Railroad shipping: AAR reports carload and intermodal volumes remain steady
October 08, 2010
While no 2010 weekly volume figures were broken, railroad volumes for the week ending October 2 remained consistent with previously solid weeks, according to data released by the Association of American Railroads (AAR).
Carload volume at 299,394 was up 7.7 percent year-over-year and down 10.7 percent compared to 2008. This was down slightly compared to the week ending September 25, which hit 300,908 carloads and the week ending September 18 at 304,679 carloads.
Carload volume in the East was up 1.3 percent year-over-year and down 17.1 percent compared to 2008. Out West, carloads were up 12.2 percent year-over-year and down 6.2 percent compared to 2008.
In October 2009, the AAR began reporting weekly rail traffic with year-over-year comparisons for the previous two years, due to the fact that the economic downturn was in full effect at this time a year ago, and global trade was bottoming and economic activity was below current levels.
Stifel Nicolaus analyst John Larkin said on a conference call hosted by his firm last month that even with the railroads in recovery mode, current volumes are still roughly 15 percent below the peak, adding that the annual gains occurring in 2010 are against a 2009 which he described as the worst year for railroad traffic since deregulation.
Intermodal, which has been gaining strength for a sustained period, hit 240,252 trailers and containers for the week ending October 2 for a 16.5 yearly increase and a 1.9 percent decline compared to 2008. This fell short of the week ending September 25 at 241,167—a 2010 high.
Container volume at 204,323 was up 17.6 percent and down 5.8 percent compared to 2009 and 2008, respectively, and trailer volume at 32,929 was up 10.2 percent and down 30.6 percent compared to 2009 and 2008, respectively.
An executive at a large intermodal marketing company told LM at last week’s Council of Supply Chain Management Professionals Annual Conference that shippers are turning to intermodal more as a cost-effective and efficient alternative to trucking. But he cautioned that as volumes increase, railroads and IMC’s need to focus on maintaining high service levels for shippers.

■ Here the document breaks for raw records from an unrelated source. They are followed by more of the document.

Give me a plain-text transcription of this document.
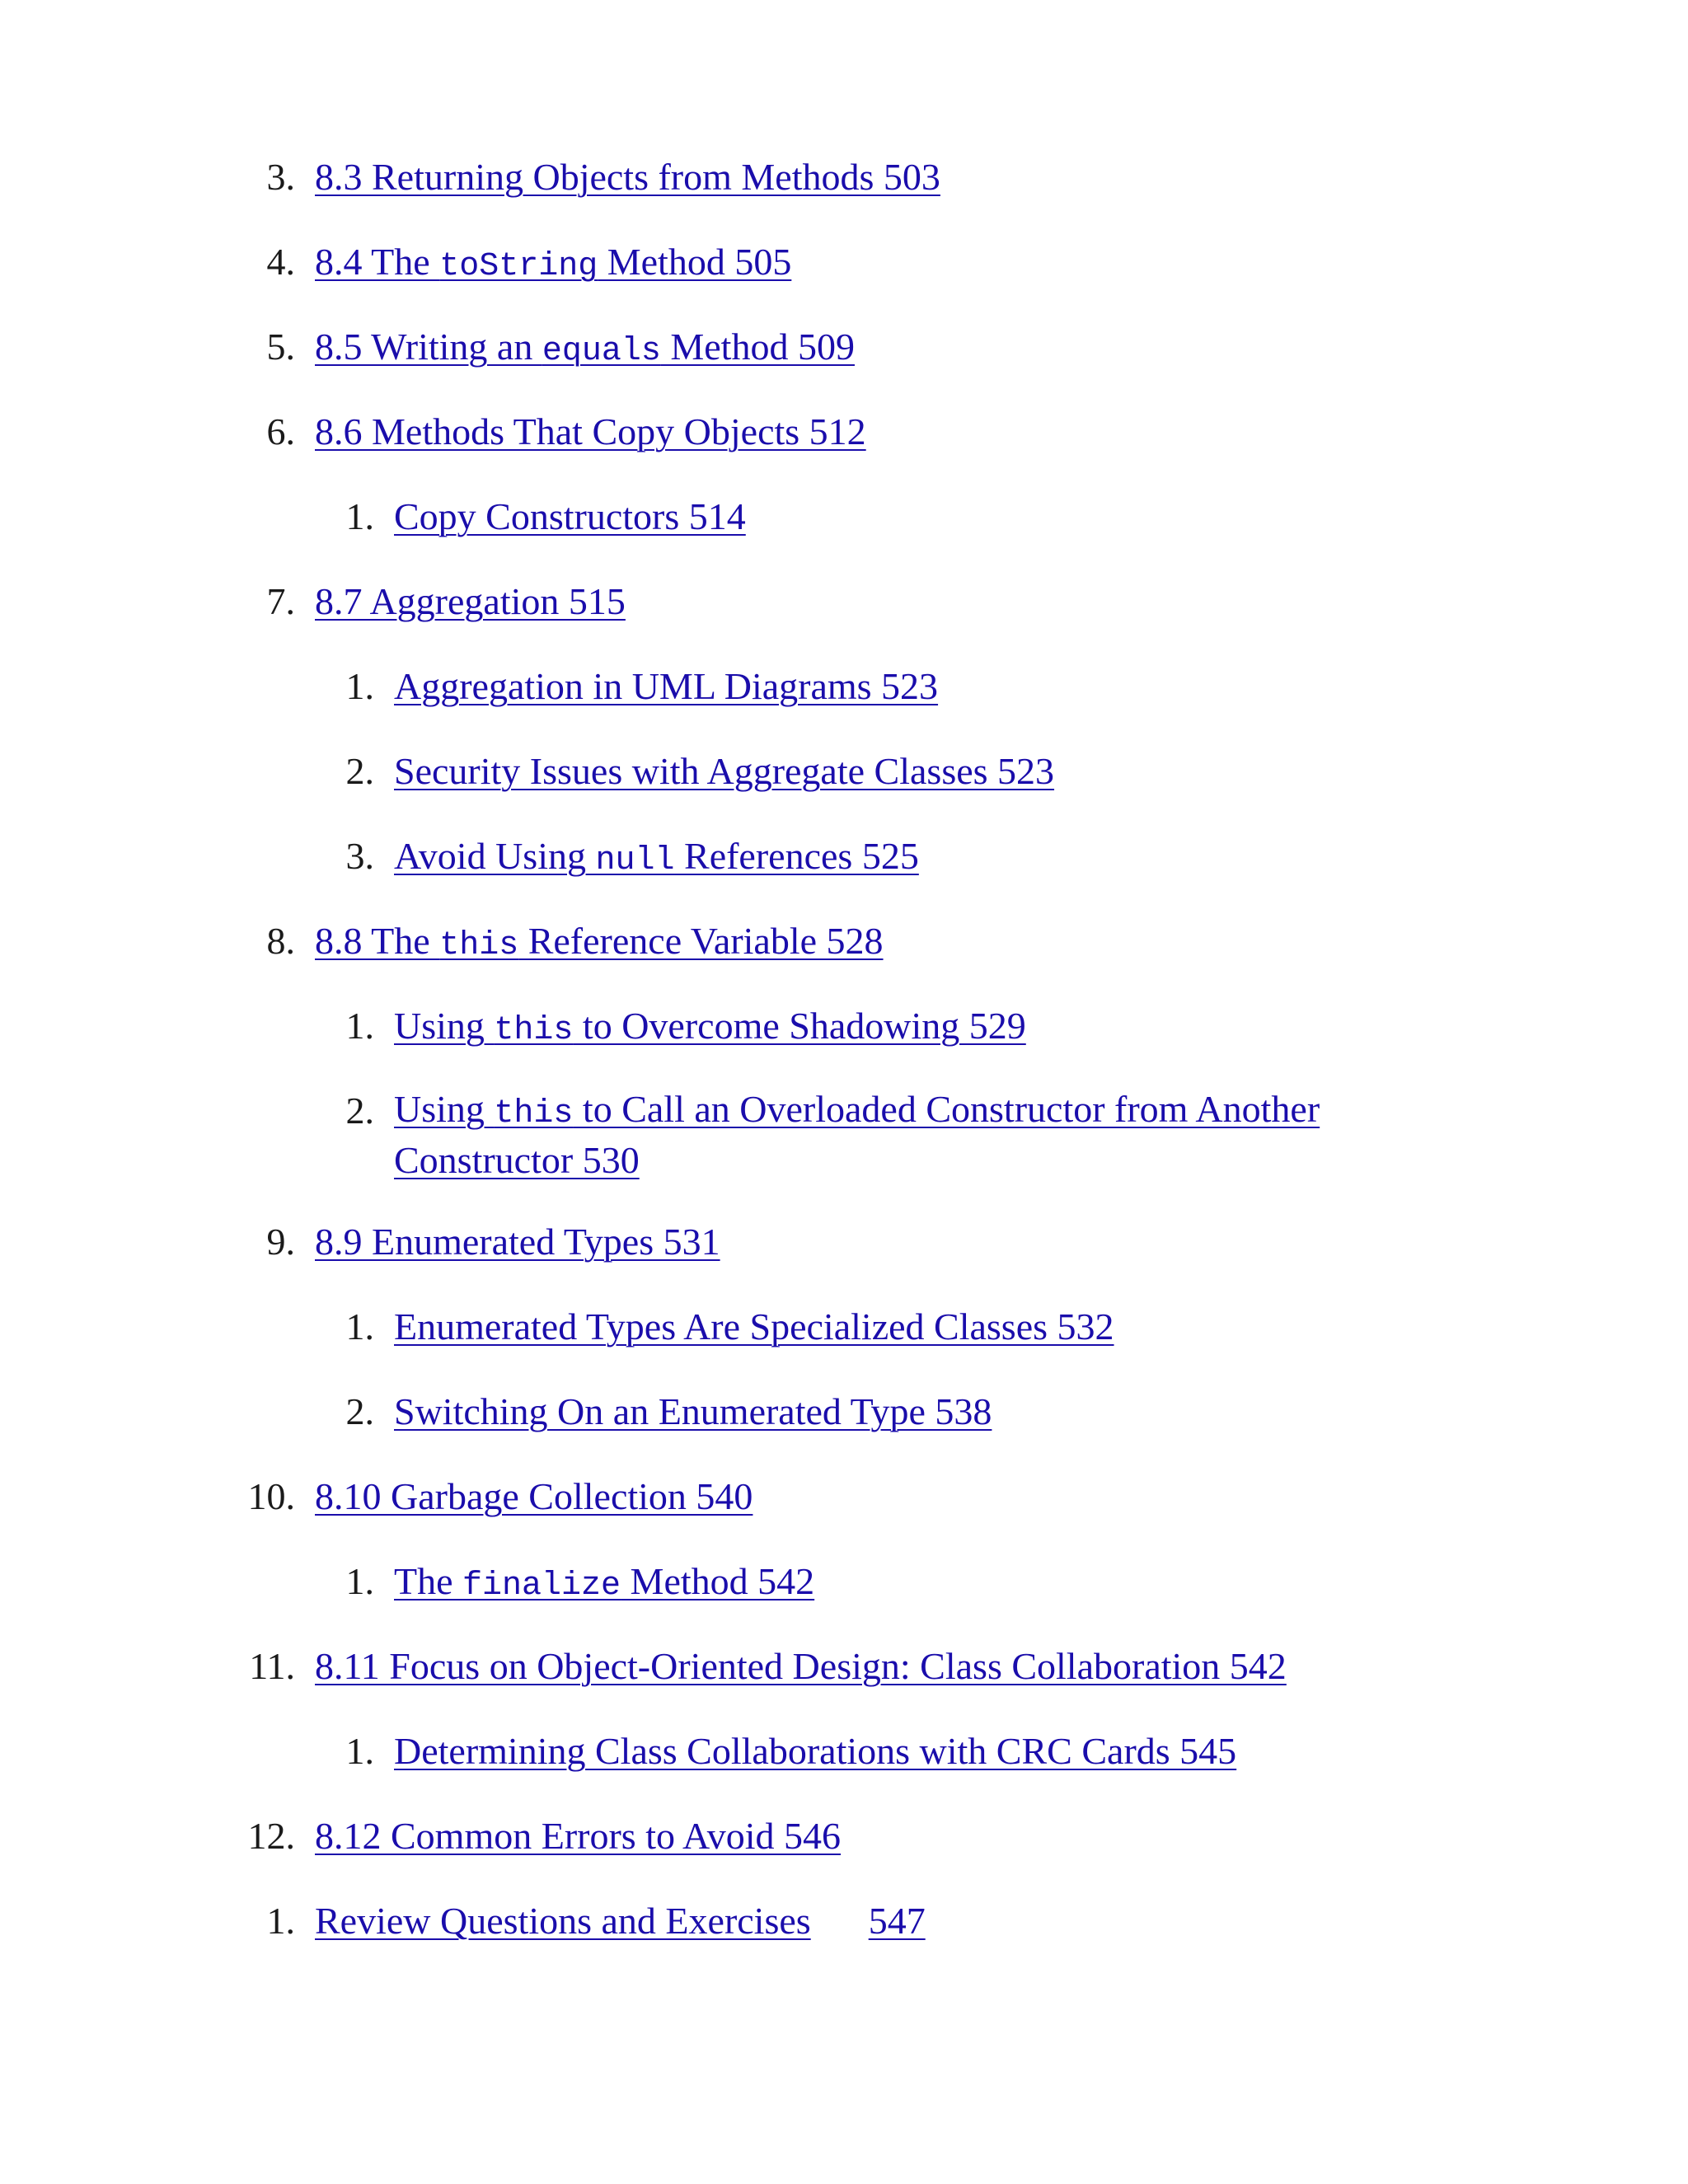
3. 8.3 Returning Objects from Methods 503
4. 8.4 The toString Method 505
5. 8.5 Writing an equals Method 509
6. 8.6 Methods That Copy Objects 512
1. Copy Constructors 514
7. 8.7 Aggregation 515
1. Aggregation in UML Diagrams 523
2. Security Issues with Aggregate Classes 523
3. Avoid Using null References 525
8. 8.8 The this Reference Variable 528
1. Using this to Overcome Shadowing 529
2. Using this to Call an Overloaded Constructor from Another Constructor 530
9. 8.9 Enumerated Types 531
1. Enumerated Types Are Specialized Classes 532
2. Switching On an Enumerated Type 538
10. 8.10 Garbage Collection 540
1. The finalize Method 542
11. 8.11 Focus on Object-Oriented Design: Class Collaboration 542
1. Determining Class Collaborations with CRC Cards 545
12. 8.12 Common Errors to Avoid 546
1. Review Questions and Exercises 547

Year-to-date, total U.S. carload volumes at 11,128,229 carloads are up 7.2 percent year-over-year and down 12.3 percent compared to 2008. Trailers or containers at 8,422,706 are up 14.7 percent year-over-year and down 4.6 percent compared to 2008.
Of the 19 carload commodities tracked by the AAR, 16 were up year-over-year. Metallic ores were up 112.2 percent, and non-metallic minerals were down 9.5 percent.
Weekly rail volume was estimated at 32.9 billion ton-miles, an 8.9 percent year-over-year increase. And total volume year-to-date at 1,224.0 billion ton-miles was up 8.4 percent year-over-year.